Art. 10 of Regulation 833/2014 and Art. 10 (2) of Regulation 269/2014 regulate the exclusion of liability for sanctions violations if economic operators did not know or had no reasonable suspicion that they would violate EU sanctions with their actions – were virtually completely unaware, e.g. with regard to a prohibited onward delivery of goods to Russia. The legislator of the 14th package of sanctions clarifies in recital 36 of Regulation 833/2014 (emphasis mine):

Decision (CFSP) 2024/1744 clarifies that the protection against liability that is granted to Union operators if they did not know, and had no reasonable cause to suspect, that their actions would infringe Union restrictive measures cannot be invoked where Union operators have failed to carry out appropriate due diligence. Publicly or readily available information should be duly taken into account when carrying out such due diligence. Therefore, for example, a Union operator should not be able to successfully invoke such protection when it is accused of breaching the relevant restrictive measures because it has failed to carry out simple checks or inspections.“

D. Prohibited circumvention of EU sanctions not only in the case of deliberate acts

Here, too, the legislature is seeking clarification on the definition of circumvention under sanctions law in Art. 12 of Regulation 833/2014 and Art. 9 (1) of Regulation 269/2014 against the background of the case law of the ECJ:

Recital (37) to Reg. 833/2014 (emphasis added)
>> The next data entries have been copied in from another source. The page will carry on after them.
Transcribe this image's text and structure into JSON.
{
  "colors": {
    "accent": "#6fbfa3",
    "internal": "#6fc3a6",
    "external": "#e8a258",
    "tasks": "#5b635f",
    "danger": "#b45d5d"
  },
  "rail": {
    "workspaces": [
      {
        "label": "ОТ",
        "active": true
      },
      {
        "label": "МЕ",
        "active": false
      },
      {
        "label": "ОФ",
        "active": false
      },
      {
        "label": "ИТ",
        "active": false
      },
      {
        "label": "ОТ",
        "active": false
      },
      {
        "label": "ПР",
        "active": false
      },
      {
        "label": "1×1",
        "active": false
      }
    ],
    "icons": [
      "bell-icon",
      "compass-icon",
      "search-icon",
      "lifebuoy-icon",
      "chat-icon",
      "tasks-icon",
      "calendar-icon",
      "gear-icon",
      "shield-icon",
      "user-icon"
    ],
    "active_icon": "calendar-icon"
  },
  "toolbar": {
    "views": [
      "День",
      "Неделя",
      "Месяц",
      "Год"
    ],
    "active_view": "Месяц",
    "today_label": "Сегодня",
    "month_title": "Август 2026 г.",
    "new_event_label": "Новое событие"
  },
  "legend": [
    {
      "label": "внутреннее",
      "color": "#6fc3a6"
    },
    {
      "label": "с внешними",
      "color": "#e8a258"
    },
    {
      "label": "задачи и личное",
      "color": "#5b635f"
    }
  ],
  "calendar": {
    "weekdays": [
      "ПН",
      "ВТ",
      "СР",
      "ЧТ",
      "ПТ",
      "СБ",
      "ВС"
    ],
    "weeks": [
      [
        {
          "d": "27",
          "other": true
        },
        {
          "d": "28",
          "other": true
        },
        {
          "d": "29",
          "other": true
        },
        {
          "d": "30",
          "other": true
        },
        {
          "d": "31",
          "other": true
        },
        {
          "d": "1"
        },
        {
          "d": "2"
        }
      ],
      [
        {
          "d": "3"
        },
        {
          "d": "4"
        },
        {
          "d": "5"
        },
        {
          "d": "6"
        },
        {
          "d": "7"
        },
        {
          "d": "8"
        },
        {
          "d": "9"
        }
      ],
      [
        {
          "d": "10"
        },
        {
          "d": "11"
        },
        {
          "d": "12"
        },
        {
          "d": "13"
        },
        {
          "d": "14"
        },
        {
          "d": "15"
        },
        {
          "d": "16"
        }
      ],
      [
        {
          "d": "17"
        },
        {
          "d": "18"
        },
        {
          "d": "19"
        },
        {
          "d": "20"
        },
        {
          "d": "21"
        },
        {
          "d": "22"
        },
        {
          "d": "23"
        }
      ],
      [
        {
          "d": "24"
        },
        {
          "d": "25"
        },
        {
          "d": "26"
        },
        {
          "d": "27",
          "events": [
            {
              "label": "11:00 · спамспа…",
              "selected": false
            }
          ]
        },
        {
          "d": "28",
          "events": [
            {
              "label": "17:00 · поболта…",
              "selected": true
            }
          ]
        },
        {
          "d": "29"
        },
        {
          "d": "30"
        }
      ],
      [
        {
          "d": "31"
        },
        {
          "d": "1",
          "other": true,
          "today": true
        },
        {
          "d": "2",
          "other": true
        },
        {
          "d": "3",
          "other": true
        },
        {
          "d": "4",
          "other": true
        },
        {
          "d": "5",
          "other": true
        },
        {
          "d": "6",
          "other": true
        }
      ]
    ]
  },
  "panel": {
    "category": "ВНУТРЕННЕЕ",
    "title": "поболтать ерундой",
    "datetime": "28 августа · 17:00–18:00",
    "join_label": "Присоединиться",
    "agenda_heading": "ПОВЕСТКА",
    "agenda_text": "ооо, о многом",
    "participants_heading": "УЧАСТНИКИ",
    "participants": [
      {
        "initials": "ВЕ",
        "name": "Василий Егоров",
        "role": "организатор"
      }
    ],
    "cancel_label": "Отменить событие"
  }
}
In order to ensure alignment with the interpretation of the Court of Justice of the European Union in Case C-72/11, Decision (CFSP) 2024/1744 amends the provision prohibiting circumvention to clarify that the requirements of knowledge and intent are met not only where a person deliberately seeks the object or effect of circumventing restrictive measures but also where a person participating in an activity having the object or effect of circumventing restrictive measures is aware that such participation may have that object or that effect, and accepts that possibility.”

Accordingly, the aforementioned provisions of the Sanctions Regulations have been amended for clarification.

V. Resumee

It is clear from the above that this further increases the pressure on the provision and maintenance of an Internal Compliance Programme (ICP) in accordance with the individual risks of EU economic operators. The enforcement of EU sanctions in general, and against Russia in particular, requires the appropriate attention and support of all EU economic operators concerned.

In order for an ICP to actually and legally develop its intended protective effect, it requires appropriate maintenance and this almost permanently, as the sanction rules, transactions, processes, etc. can change at any time and thus require adjustments.

Appropriate ICP maintenance includes the (un)regular review of the organization of export controls and compliance with sanctions/embargoes – e.g. by means of checklists/interviews, etc. – ideally by external experts.

An ICP not only helps to prevent sanctions violations and export control violations, it also helps to uncover a violation that has already occurred as quickly as possible, to close organizational gaps and, if necessary, to prepare a corresponding self- disclosure correctly (voluntarily, on time and in full). Even in uncertain times like these, business can be done safely and sustainably. Sometimes companies shy away from the compliance effort due to the associated costs. However, in cases of sanctions violations, these costs are regularly outweighed by the associated costs, so that compliance represents real added value for companies even from a purely economic point of view. Even the initiation of criminal investigation proceedings against persons of an EU company and the carrying out of investigations (e.g. searches, interrogations) can already cause economic damage that is blatantly disproportionate to the effort of a risk-appropriate ICP.